Topeka Kansas Democratic Party Chairwoman Joan Wagnon, who also served as the state's chief tax official for eight years, said on Tuesday that the proposed tax overhaul by Gov. Sam Brownback, a Republican, would hurt working families and benefit the wealthy.
"The governor has said he's not picking winners and losers, but he is. He's choosing banks and wealthy corporations over people," Wagnon said. "This isn't even remotely fair, and it drains funding from education," she said.
Brownback has proposed decreasing state income tax rates, eliminating the state income tax for thousands of businesses, doing away with numerous tax credits and deductions, and keeping the state sales tax at 6.3 cents per dollar, when under current law it is supposed to drop to 5.7 cents per dollar in 2013.
Brownback has said his proposal will lure businesses to Kansas and spur economic development. He said his intent is to eventually phase out the state income tax.
"I firmly believe these reforms will set the stage for strong economic growth in Kansas – and will put more money into the pockets of Kansas families and businesses. Growth that will allow us to further reduce tax rates and increase our competitiveness.

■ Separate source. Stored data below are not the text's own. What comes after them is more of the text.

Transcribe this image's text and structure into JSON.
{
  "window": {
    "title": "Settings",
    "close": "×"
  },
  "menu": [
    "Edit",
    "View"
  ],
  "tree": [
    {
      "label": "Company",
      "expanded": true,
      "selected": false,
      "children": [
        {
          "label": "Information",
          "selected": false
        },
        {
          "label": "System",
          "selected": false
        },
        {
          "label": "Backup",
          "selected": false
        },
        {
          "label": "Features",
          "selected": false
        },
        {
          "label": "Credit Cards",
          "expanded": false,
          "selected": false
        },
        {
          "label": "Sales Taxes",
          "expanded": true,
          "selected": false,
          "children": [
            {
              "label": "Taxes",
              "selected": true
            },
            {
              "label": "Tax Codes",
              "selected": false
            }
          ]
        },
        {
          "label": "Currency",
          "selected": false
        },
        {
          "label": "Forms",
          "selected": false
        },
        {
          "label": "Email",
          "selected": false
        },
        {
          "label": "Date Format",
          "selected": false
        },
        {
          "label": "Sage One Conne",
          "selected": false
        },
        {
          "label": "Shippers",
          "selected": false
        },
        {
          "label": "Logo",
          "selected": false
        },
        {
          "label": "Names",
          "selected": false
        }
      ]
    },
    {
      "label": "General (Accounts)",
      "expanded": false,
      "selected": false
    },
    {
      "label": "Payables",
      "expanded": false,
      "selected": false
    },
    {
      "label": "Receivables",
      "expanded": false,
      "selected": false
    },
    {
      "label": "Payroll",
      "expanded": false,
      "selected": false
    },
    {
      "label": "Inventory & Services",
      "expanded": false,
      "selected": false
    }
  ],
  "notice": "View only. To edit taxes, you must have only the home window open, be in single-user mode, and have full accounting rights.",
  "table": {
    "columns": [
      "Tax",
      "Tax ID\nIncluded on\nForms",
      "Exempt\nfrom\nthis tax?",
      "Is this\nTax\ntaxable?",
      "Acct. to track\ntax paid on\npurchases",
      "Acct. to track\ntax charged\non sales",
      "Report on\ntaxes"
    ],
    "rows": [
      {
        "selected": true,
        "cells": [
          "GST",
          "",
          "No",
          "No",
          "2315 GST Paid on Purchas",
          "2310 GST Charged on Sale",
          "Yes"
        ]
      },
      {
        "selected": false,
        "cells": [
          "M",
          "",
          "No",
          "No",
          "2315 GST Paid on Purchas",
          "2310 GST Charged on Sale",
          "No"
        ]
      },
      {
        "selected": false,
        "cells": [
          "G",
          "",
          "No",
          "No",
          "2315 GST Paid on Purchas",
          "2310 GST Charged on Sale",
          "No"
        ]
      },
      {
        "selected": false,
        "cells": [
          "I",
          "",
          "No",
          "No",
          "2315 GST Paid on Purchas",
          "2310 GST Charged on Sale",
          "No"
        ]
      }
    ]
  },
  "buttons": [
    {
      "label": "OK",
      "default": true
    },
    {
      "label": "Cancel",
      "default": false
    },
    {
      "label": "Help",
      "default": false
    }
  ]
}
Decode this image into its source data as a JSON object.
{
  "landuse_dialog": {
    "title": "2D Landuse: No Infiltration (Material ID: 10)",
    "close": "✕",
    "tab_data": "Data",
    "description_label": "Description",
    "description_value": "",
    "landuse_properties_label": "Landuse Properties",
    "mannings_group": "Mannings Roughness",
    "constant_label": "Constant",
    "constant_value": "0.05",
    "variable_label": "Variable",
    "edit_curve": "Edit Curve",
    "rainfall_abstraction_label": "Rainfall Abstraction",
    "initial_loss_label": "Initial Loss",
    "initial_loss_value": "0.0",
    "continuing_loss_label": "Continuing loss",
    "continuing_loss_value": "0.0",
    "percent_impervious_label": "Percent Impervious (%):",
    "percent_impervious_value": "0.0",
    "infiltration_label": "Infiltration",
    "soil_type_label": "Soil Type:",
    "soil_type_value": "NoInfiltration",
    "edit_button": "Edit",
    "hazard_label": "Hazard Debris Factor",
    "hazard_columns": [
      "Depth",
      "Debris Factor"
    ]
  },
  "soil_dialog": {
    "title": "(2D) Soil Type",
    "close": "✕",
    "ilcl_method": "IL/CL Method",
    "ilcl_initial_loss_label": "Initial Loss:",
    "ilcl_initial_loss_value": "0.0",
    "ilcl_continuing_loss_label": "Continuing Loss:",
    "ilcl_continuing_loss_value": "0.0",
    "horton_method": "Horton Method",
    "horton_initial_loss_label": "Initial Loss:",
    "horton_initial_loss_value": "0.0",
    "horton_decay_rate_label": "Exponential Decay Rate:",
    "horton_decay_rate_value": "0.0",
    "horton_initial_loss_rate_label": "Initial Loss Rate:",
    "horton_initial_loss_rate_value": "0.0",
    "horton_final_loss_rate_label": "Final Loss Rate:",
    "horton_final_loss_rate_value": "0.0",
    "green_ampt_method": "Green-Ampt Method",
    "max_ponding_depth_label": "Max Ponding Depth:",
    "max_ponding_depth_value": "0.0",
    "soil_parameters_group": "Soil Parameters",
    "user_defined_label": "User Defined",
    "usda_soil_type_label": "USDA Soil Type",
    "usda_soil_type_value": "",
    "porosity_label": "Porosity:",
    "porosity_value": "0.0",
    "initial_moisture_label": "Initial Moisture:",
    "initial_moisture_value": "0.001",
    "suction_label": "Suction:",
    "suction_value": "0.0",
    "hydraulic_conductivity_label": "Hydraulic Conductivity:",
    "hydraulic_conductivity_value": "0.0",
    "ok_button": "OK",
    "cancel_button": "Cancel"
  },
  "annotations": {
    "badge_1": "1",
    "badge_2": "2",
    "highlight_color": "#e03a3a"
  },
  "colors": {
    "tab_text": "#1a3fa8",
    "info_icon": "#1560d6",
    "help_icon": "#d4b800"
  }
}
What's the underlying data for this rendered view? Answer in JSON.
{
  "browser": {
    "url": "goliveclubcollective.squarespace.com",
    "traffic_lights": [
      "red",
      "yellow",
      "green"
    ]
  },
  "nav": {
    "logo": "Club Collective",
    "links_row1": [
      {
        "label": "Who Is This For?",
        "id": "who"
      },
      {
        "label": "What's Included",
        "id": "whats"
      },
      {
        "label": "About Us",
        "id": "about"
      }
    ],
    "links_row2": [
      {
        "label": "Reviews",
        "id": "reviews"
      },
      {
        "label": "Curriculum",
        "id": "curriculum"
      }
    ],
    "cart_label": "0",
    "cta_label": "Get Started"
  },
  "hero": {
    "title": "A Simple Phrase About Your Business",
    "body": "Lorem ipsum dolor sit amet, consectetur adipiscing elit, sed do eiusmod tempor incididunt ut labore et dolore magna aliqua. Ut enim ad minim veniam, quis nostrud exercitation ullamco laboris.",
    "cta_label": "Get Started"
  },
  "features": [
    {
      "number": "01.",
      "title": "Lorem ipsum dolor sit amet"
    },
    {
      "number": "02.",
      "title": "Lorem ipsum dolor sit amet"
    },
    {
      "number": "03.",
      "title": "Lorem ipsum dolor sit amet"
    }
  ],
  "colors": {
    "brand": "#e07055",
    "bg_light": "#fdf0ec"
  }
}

Growth that will see people move to Kansas instead of leaving our state," Brownback said in his State of the State speech last week.
But Democrats have hammered the plan, saying it will hurt low-income and middle-income Kansans.
Under Brownback's plan, individual Kansans will lose $180 million in tax credits, while banks and wealthy corporations would retain nearly all of their credits, said Wagnon, who served as secretary of the Kansas Department of Revenue from 2003 until 2011.
Brownback's plan would get rid of the home mortgage interest deduction, the charitable contribution deduction, child care and dependent care deductions, the Earned Income Tax Credit, the tax credit for families who adopt children, and the sales tax on food rebate program.
Removing the rebate on sales taxes paid on food will take money from more than 365,000 Kansans, while ending the state portion of the EITC would hurt more than 227,000 working Kansans, Wagnon said.